Well, long story short.  My husband suffered greatly.  I stood by him helpless, despite our attempts to find answers.  Month after month everything got cloudy as overnight my husband who was doing 1,000 sit ups a day in June transformed into a frail old man who could not bend down to tie his shoe.  Six months after we received repeated messages, "He's not going to die from this," my husband died early one morning holding the hand of one of his dearest friends.

I don't really want to be a widow, but I am.  I cling to routine.  It gives me comfort.  I tire as easily as I cry.  I laugh when I think of my husband and my heart literally expands when I think of our love. 

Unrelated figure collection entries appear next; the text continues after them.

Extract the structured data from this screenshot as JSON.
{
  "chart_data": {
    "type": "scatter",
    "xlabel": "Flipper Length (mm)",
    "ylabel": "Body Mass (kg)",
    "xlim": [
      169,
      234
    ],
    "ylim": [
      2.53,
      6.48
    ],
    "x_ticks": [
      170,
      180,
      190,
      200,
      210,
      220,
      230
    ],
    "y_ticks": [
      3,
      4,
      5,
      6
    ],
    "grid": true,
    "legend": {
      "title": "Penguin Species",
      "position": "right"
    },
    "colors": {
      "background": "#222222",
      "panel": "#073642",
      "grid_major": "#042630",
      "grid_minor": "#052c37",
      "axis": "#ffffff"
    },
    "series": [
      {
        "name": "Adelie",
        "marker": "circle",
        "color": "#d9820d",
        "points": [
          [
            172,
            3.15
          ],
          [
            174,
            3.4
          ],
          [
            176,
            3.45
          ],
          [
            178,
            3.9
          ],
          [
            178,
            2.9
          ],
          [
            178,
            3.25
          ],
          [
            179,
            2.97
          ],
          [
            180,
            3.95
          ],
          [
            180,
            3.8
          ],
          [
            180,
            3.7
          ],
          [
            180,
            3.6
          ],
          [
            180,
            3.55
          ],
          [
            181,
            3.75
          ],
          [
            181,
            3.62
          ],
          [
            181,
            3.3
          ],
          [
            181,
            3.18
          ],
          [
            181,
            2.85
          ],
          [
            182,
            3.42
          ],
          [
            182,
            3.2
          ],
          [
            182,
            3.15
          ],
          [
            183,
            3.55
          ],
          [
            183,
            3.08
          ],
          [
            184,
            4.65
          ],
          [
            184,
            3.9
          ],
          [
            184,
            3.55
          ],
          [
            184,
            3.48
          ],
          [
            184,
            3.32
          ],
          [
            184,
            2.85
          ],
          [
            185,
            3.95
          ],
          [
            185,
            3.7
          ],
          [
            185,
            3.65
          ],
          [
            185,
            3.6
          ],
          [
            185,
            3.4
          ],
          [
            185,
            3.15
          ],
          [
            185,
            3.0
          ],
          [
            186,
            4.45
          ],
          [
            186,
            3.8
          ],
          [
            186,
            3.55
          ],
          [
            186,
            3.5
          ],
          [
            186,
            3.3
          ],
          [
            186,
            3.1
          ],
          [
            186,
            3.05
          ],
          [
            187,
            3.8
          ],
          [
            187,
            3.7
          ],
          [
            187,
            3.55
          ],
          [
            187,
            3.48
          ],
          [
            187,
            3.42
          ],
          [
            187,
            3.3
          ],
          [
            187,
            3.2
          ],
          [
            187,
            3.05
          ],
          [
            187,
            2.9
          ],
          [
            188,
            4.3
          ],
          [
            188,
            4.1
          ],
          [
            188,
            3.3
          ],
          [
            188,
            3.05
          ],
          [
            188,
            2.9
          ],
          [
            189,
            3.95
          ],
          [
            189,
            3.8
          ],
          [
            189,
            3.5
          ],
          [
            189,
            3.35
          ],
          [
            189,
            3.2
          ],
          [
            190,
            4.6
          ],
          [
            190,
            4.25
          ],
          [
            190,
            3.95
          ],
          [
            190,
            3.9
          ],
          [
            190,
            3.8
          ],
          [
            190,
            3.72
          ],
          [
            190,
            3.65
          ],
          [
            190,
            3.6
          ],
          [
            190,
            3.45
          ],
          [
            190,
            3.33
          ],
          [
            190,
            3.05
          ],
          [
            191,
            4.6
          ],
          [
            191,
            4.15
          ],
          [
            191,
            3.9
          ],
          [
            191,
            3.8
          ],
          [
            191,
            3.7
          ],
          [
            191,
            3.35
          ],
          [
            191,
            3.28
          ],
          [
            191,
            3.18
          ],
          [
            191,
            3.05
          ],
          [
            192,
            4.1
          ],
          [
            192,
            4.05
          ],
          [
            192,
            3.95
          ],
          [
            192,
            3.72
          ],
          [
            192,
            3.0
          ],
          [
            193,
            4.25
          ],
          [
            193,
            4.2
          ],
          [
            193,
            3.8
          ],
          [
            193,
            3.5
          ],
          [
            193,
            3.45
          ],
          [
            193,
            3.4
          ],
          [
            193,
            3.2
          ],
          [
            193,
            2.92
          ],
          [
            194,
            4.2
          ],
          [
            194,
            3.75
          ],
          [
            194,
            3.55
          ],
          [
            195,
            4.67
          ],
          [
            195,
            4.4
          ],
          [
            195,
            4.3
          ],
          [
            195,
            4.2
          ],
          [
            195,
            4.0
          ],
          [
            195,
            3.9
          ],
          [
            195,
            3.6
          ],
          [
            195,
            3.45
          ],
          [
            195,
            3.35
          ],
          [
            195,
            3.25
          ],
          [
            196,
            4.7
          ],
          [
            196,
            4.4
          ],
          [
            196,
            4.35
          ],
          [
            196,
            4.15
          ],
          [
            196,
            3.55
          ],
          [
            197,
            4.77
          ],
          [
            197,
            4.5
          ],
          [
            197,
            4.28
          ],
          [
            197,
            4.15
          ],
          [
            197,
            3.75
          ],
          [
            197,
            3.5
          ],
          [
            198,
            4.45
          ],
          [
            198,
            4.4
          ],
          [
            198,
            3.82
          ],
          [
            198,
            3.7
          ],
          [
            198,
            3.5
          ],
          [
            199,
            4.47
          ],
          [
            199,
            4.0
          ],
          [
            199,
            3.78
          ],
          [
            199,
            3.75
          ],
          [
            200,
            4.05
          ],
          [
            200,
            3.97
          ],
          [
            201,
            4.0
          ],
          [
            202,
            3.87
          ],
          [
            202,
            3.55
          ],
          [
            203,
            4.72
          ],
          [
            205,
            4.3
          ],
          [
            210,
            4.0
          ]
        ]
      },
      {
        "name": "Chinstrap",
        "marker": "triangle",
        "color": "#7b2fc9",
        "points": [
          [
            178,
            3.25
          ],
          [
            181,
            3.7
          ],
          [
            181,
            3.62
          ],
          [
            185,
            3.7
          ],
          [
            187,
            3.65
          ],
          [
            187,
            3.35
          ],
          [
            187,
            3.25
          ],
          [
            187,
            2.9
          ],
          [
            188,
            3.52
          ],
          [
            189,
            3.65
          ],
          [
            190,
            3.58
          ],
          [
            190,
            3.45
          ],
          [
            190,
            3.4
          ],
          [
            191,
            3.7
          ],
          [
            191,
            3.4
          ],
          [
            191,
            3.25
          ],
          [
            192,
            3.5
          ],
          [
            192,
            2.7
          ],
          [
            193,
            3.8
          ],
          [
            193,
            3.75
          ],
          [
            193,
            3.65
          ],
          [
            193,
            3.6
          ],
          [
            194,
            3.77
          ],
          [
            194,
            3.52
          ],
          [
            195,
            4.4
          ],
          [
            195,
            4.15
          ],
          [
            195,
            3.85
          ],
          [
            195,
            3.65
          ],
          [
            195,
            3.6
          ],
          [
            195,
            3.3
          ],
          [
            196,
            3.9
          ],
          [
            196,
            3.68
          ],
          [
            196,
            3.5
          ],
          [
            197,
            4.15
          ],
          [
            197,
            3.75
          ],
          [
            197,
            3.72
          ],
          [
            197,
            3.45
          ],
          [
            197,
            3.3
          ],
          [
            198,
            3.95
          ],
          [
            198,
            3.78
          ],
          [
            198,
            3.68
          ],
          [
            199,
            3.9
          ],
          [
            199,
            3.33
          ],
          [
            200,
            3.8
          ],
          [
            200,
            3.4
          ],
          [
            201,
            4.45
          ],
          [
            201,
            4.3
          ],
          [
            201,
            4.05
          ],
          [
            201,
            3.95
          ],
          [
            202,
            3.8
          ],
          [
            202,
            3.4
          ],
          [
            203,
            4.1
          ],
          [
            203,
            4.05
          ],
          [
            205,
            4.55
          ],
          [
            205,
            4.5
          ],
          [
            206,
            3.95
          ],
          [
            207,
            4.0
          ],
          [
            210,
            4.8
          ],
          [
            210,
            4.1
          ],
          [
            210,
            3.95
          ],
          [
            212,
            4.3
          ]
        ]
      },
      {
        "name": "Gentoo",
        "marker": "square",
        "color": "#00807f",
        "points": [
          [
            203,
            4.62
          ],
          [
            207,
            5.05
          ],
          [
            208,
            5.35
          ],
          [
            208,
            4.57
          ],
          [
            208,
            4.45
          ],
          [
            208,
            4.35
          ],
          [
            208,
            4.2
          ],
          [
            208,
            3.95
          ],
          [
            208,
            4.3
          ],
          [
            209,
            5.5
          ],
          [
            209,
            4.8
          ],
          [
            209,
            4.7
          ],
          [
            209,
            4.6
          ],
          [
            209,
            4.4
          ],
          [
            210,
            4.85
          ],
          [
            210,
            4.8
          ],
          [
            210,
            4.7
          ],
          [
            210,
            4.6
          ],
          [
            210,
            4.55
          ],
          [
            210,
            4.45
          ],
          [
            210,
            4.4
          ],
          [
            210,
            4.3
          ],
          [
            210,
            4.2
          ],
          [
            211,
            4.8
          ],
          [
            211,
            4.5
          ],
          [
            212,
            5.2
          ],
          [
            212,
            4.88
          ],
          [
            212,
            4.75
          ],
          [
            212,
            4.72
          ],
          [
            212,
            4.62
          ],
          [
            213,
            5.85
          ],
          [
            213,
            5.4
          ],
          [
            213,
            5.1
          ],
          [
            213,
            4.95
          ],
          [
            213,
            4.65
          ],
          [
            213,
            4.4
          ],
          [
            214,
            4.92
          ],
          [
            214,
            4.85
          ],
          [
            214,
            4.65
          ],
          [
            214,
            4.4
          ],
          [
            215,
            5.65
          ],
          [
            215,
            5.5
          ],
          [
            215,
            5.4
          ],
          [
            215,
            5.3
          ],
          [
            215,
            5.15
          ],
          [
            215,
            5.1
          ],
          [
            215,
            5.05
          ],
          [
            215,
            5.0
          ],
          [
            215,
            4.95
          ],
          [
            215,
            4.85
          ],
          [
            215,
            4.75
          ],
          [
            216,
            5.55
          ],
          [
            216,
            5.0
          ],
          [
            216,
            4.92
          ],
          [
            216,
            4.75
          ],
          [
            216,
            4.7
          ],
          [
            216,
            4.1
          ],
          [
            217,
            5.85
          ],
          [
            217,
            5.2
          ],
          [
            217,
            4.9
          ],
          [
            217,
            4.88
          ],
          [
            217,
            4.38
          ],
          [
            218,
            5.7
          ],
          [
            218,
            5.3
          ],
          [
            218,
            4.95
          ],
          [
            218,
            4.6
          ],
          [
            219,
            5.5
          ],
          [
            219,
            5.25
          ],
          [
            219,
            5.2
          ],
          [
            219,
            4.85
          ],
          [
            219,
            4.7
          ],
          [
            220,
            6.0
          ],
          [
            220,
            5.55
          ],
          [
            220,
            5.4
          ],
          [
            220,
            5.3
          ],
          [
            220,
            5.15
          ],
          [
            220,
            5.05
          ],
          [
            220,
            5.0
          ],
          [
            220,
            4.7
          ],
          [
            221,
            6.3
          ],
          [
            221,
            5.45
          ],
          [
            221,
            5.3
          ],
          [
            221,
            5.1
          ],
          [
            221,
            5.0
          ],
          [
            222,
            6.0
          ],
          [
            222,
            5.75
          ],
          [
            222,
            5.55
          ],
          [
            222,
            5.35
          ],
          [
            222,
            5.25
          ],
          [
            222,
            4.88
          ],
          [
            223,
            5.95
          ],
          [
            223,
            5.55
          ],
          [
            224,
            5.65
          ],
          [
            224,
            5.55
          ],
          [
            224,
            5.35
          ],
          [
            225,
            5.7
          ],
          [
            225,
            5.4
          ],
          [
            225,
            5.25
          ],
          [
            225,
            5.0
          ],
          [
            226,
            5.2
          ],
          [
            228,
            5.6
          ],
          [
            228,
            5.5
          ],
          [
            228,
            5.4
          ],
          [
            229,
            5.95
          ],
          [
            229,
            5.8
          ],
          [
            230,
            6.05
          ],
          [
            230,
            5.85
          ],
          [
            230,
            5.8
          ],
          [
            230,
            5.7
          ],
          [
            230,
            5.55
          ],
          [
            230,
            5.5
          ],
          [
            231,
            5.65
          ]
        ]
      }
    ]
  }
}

Fortunately, he gave me room to explore and discover myself while we were a couple.  Igniting my creativity makes me feel whole.  I write.  I am a photographer.  I dabble in drawing and play around with Zentangles.  I paint, but I don't really know what I am doing. (I have enrolled in two online classes.)  I can sew a fairly straight line with not so even stitches and I knit-usually one scarf a year.  Metalsmithing is something new for me and it gives me great satisfaction even though I am just learning.  Because I  built a life beyond a "couple-ship" through the support of my husband, I am able to engage in activities that help piece me back together.  This was a gift from my progressive husband who let me spend hours in the darkroom while he tended to the kids by changing diapers and doling out snacks.  I know how lucky I was and I consider myself to be darn lucky now despite the fact that I no longer have the physical presence of my love by my side.  I intend to "kick the shit out of plan B" and recreate and expand myself.  I have many options.  There is no escape from grief, but I intend to learn to live with it.


Mary Ann Reilly said...

Grief morphs and changes. The necessities that come with life become demanding and pull us from grief as well. Redefine yourself. Art seems to matter.

travelinma said...

Art has always mattered to me, but even more so now.